BM Genel Kurulunun 51. Oturumu için hazırlanan ara dönem raporuna göre çocukların ticari amaçlarla cinsel sömürülerinde ortak bazı noktalar vardır. Raporda bu ortak noktalar şu şekilde ele alınmaktadır (UNICEF, 2000: 466):

i. Görünmezlik: Fuhuş ağına sürüklenen çocuklar genellikle, ya fiziksel anlamda ya da nüfus kayıtlarında yaşları tahrif edildiği için kamuoyunun dikkatlerinin uzağında kalmaktadır.

ii. Hareketlilik: Olgunun görünmez niteliği genel ev, otel, bar gibi geleneksel çalışma alanlarının dışındaki alanları da gündeme getirmektedir ve işin yapıldığı yerler sıkça değişmektedir.

iii. Küresellik: Konunun çocuklar açısından taşıdığı ciddiyet bölgeden bölgeye ya da ülkeden ülkeye değişmekle birlikte, raporlar bu anlamdaki çocuk istismarının dünyanın her köşesinde olduğuna işaret etmektedir. Olgunun bulaşıcı niteliği, gönderen ve alan ülkeler arasındaki çizginin bulanıklaşmasına yol açmaktadır. Bu arada arz yanını sağlayan ülkeler olarak

bilinen ülkelerin zamanla talep eden ülkeler haline geldikleri de görülebilmektedir. Benzer biçimde bu zamana dek talep yanında görülen ülkelerin çocukları da kendi ülkelerinde ya da başka ülkelerde bu ağın mağdurları durumuna gelmektedir.
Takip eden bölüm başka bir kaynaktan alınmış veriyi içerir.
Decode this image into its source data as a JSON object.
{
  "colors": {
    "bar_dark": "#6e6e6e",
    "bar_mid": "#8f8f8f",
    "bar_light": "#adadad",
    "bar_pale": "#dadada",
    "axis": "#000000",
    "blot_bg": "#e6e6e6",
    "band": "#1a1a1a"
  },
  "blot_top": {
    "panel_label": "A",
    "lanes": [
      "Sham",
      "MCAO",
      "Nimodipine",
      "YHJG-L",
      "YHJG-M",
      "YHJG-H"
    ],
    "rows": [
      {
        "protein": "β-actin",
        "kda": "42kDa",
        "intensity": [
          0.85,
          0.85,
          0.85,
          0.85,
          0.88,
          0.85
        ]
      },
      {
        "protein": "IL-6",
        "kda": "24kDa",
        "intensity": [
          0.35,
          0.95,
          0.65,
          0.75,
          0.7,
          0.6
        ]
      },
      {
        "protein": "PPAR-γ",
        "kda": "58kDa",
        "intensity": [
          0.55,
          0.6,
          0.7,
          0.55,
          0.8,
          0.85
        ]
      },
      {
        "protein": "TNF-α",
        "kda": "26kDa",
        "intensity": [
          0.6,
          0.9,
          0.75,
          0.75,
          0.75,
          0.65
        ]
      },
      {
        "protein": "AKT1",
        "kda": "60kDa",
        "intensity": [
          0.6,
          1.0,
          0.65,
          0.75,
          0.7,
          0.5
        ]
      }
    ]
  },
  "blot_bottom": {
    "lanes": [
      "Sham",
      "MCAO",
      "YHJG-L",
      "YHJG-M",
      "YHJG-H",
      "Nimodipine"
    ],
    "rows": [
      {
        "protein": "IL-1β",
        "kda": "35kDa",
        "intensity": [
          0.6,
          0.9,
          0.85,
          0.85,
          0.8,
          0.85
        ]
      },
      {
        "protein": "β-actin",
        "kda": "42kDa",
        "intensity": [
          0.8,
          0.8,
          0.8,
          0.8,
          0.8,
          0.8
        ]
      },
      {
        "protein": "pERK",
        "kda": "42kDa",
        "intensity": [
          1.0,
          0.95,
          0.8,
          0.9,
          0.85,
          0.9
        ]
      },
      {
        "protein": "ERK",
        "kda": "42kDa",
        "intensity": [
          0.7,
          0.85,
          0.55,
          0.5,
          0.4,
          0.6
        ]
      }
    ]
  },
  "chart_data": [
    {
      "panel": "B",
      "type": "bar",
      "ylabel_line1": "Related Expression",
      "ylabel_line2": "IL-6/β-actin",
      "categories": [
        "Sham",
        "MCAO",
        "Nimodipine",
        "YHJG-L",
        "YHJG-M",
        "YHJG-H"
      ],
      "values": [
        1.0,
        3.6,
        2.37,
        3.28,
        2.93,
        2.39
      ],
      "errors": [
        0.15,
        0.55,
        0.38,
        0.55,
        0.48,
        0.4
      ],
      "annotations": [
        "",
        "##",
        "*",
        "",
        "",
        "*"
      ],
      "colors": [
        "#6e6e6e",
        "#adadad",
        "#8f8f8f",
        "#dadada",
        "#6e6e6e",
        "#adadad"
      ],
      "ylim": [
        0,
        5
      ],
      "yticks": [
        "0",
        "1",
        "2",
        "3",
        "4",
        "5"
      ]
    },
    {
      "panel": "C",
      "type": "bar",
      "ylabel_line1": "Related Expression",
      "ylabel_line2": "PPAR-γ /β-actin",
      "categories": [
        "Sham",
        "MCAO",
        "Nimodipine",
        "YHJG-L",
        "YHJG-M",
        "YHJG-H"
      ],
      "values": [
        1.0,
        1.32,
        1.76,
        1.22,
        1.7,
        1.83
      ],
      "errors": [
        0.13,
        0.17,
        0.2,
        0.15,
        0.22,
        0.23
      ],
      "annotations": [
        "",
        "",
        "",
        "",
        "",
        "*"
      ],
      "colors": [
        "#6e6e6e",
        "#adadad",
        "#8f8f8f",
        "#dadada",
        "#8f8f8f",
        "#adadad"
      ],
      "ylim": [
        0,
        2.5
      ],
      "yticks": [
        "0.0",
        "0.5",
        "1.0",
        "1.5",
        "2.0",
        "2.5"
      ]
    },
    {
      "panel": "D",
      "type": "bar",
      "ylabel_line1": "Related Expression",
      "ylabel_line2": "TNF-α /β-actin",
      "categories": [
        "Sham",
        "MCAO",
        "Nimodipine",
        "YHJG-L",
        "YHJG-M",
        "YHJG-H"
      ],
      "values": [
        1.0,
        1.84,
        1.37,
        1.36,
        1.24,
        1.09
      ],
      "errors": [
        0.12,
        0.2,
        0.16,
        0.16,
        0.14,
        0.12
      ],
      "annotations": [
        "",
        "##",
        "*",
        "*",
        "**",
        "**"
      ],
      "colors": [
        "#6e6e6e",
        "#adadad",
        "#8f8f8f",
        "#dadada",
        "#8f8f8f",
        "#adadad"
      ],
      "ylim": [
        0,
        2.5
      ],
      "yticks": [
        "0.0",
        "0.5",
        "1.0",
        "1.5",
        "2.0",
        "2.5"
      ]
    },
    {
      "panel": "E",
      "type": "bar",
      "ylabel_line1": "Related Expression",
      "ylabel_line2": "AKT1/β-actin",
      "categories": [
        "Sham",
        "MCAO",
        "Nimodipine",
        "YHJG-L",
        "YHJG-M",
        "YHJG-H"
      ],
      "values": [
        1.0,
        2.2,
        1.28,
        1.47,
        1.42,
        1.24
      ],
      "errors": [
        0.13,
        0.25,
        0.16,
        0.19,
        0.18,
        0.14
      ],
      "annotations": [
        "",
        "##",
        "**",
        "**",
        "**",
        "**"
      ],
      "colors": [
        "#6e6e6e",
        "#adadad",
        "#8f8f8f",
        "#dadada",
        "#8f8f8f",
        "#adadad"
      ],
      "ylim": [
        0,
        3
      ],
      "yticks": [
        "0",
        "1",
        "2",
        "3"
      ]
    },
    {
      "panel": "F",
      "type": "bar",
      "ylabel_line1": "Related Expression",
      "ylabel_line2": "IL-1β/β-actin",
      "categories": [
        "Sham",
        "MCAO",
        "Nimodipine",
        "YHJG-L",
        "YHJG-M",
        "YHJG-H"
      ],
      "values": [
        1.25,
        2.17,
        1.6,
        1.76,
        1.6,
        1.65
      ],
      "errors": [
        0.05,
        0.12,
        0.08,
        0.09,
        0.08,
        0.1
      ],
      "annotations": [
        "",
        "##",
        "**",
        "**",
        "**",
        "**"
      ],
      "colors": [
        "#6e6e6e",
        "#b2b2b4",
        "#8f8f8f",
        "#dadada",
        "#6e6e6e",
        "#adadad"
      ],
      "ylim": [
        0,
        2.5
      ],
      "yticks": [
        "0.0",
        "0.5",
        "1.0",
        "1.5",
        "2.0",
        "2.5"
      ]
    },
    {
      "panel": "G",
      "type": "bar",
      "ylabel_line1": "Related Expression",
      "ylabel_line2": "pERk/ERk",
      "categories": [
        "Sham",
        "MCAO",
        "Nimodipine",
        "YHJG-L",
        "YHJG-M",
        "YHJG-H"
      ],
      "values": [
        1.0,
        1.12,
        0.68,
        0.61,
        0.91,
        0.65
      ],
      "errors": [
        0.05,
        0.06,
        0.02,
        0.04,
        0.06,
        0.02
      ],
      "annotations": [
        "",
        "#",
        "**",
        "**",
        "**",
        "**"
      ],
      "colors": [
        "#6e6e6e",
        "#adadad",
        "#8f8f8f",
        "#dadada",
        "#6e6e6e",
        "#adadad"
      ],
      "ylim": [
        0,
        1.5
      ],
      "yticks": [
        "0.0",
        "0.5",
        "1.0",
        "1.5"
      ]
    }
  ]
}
iv. Yaygınlaşma: Başka etmenlerin yanı sıra AIDS’e ya da cinsel ilişki yoluyla bulaşan hastalıklara yakalanma korkusu gençlerle cinsel ilişki yönelimlerini arttırmaktadır. Çocuklar, daha önceleri yetişkin fahişelerin yerine geçerlerdi. Oysa bugün çocuklara yönelik belirli bir tercih vardır ve bu da çocukların seks piyasasındaki değerini arttırmaktadır.

v. Yüksek Kar: Bu işin çok karlı olduğunu iş sahiplerinin yalnızca kendi adına ve kişisel olarak yapanlardan öteye geçtiğini göstermektedir. Çocuk fuhuşu genellikle çocukları bu işe sistematik yöntemlerle çeken, örgütlenmiş, uluslararası planda faaliyet gösteren ve ayrıca uyuşturucu ticareti gibi işlerle de uğraşan kesimlerce örgütlenmektedir.

Ayrıca Birleşmiş Milletler İnsan Hakları Komisyonunun Özel Raportörüne göre, hala aralarında Türkiye’nin de bulunduğu çoğu ülkenin, fuhuş batağına saplanmış çocukların mağdur olduklarını gözardı ederek çocukları suçlu saymalarından ciddi kaygı duyduğunu belirterek, ülkelerin yasal düzenlemelerini yeniden gözden geçirmelerini ve çocuklara hiçbir zaman yaptırım uygulamamaları yönünde uyarılmalarını talep etmiştir (Küntay, 2002: 155).

Unıcef’e göre çocuk fuhuşunu ve pornografisini önlemek için alınacak önlemlerin başında okullaştırma gelmektedir. Yasal düzenlemeler okullaştırmayı izlemeli ve çocuklar bulundukları koşullardan çıkarılmalıdır. Çocuklara yönelik ayrımcılık önlenmediği sürece çocuk fuhuşu ve pornografisi önlenemeyecektir. Çocuğun cinsel sömürüsü hakkında yaptırım gücü olan herkese ve kuruma kendi yetkileri ile çocukları koruma sorumluluğunu üstlenmek görevi düşmektedir (Chossudovsky, 1999: 83–86). Küreselleşen dünyada çocukların haklarını korumak adına güçlü sosyal politikaları olan ve bunları izleyen, toplumun güçsüz kesimleri için sorumluluk duyan bir devlet ve toplum anlayışı gerekmektedir.